Día 11 – de Siquijor a Loboc
El ferry no perdona. Dentro da más miedo que haberlo visto desde fuera.
El barco golpeándose contra el muelle y yo con los ojos cerrados me obligo a no abrirlos hasta que lleguemos al destino. Cumplo la orden hasta que con alguna sacudida que me sobresalta los abro por inercia y veo a través del cristal un horizonte oscilante que divide un mar y un cielo que parecen estar enfadados, el uno con el otro.
Sé que quiero ir a Bohol, es la isla más selvática. Hay un sitio en el interior, Loboc, al que quería ir por un alojamiento en concreto. Ahora, al perder la reserva, no se si tiene sentido ir a allí o buscar… otro lugar.
Subí a este ferry sin saberlo, y ahora me siento tan perdida y mareada como decepcionada por asimilar que escapé como una fugitiva de Siquijor.
Supongo que mi expresión desencajada no pasa desapercibida cuando un marinero uniformado y elegante me saluda con énfasis, como si ya nos conociésemos.
Me recordó a un niño. En el viaje de ida, en este mismo ferry quise refrescarme la cara y la frente intentando despejar el agotamiento. El grifo, inerte, parece reírse de mi.
– ¿No funciona? – le pregunto a un niño de camiseta roída
– No, mam
No pasa nada, sonrío.
Aprovecho el viaje y voy al baño. Al salir, me tropiezo con un cubo lleno de agua, agua que a mis ojos valía miles de euros. Miro a un lado y ahí está ese chico, con cara de orgullo y una sonrisa cómplice.
Esa sonrisa…
Me costó reconocerla hoy, al verlo de un blanco impoluto. Tenía la cabeza mucho más alta. Parecía haberse convertido de niño a hombre en tan solo tres días.
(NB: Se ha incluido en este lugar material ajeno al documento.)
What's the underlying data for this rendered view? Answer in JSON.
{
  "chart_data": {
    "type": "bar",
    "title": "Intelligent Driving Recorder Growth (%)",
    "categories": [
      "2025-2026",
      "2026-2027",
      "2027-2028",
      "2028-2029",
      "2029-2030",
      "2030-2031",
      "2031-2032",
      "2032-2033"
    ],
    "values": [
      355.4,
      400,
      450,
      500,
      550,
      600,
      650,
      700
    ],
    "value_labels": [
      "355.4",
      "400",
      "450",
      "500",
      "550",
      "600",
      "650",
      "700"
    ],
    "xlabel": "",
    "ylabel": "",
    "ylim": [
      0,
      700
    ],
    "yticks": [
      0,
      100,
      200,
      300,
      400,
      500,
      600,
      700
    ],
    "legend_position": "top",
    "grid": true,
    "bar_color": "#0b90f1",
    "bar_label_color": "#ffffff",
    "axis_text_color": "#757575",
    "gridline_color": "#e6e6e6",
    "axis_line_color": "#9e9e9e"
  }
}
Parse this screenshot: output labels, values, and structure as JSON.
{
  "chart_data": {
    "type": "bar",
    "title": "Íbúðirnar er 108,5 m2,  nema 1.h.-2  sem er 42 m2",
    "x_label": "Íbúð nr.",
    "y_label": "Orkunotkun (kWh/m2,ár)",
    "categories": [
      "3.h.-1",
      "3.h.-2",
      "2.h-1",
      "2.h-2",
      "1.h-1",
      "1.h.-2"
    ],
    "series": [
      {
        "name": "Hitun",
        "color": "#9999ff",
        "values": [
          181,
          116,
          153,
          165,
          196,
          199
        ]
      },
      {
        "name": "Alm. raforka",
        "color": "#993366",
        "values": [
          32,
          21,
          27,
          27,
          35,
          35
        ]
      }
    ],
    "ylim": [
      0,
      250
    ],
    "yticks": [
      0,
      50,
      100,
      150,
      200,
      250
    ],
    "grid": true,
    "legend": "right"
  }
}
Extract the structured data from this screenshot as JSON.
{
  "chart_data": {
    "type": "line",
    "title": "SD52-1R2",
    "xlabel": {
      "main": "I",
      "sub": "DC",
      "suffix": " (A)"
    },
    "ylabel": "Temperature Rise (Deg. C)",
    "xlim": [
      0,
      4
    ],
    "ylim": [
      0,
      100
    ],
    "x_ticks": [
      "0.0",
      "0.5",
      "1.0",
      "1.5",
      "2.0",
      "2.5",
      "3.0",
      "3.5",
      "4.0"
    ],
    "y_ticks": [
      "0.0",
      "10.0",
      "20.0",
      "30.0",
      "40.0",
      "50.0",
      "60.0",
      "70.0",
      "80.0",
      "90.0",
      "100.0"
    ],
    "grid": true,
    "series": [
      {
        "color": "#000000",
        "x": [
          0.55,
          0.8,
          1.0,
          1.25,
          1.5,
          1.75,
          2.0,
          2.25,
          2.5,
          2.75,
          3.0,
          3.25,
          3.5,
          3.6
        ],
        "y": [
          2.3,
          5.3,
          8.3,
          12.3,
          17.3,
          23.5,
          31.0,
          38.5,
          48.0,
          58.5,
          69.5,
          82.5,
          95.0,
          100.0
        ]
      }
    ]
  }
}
Ya era marinero entonces, pero en mi mente reconstruyo que ojalá esos galones fuesen entregados al ser tan buena persona.
Sonriente y resplandeciente en un barco que se agita, su mirada tranquilizadora consigue calmarme, me da a entender que todo irá bien.
El viaje muy movido. A mi alrededor gente vomitando y gente asustada. El aire acondicionado me obliga a ponerme el pantalón largo y la chaqueta. Al revolverme en mi asiento desprendo un aroma que no me es conocido. Un aroma que me transporta sin querer a un hogar.
En Siquijor llevé la colada a casa de una vecina del hostel. Al recogerla me la devolvió tan doblada y cuidada que al recordarlo me hizo sentir a gusto y a cada nuevo movimiento, ese aroma que no me es conocido me transporta sin querer a un hogar. No el mío, otro.
Por suerte falta poco para llegar, pero todavía no sé a dónde ir. Llego a Tagbilaran muy tarde, igual demasiado tarde como para conseguir llegar a Loboc. Puedo intentarlo, o… cambiar. Ir a Alona Beach o directamente a Cebú, la siguiente parada, olvidándome de Bohol.
El ferry se para. Tardó cinco horas en vez de tres en llegar y hace más de una hora que salía el último jeepney a Loboc. Tengo que esperar a la mochila, parar un triciclo, negociar un buen precio e ir a la estación de jeepneys en la otra punta de la ciudad… y no confiaba que fuese a funcionar.
Con un impulso, como un resorte automático me despido con prisa de los nuevos conocidos (que sin saberlo, seguiríamos en contacto a lo largo de nuestro viaje); me cargo la mochila y voy a por el triciclo. Dejo en manos del destino una decisión que no doy tomado por mi misma. Si llego al jeepney, si todavía está (esperando por mi) será que es mi camino visitar Bohol; si no, si ya no está, me quedaré en cualquier lugar de este sitio sin encanto a pensar, descansar y recalcular.
Pero sí, cogí el jeepney, llegué al centro de Loboc, me subí a una moto y directamente me llevó al Stefanie Grace Paradise Inn. Este modesto resort es más caro de lo que que quisiera pagar pero todas mis otras opciones no estaban disponibles.
Entro y a pesar de que es muy tarde, sale a recibirme el dueño, un filipino de unos 65 años muy amable y educado.
– ¿Sara? ¡Te estaba esperando! – dice en un perfecto español
Y estoy segura de que con esas palabras y con esa sonrisa consigue romper el maleficio que traía en mi maleta ya que en su casa consigo arreglar mi cámara, consigo de nuevo cama para el lugar al que quería ir, y además tengo… piscina, habitación individual y… agua caliente.
Me relajo al fin y descanso sabiendo que ya no soy presa de ningún encantamiento, sabiendo que estoy donde debería estar y aprendiendo que puedes encontrarte un hogar incluso a millones de kilómetros, bastará con saber apreciar un cubo de agua, un aroma a flores o un abrazo en tu idioma.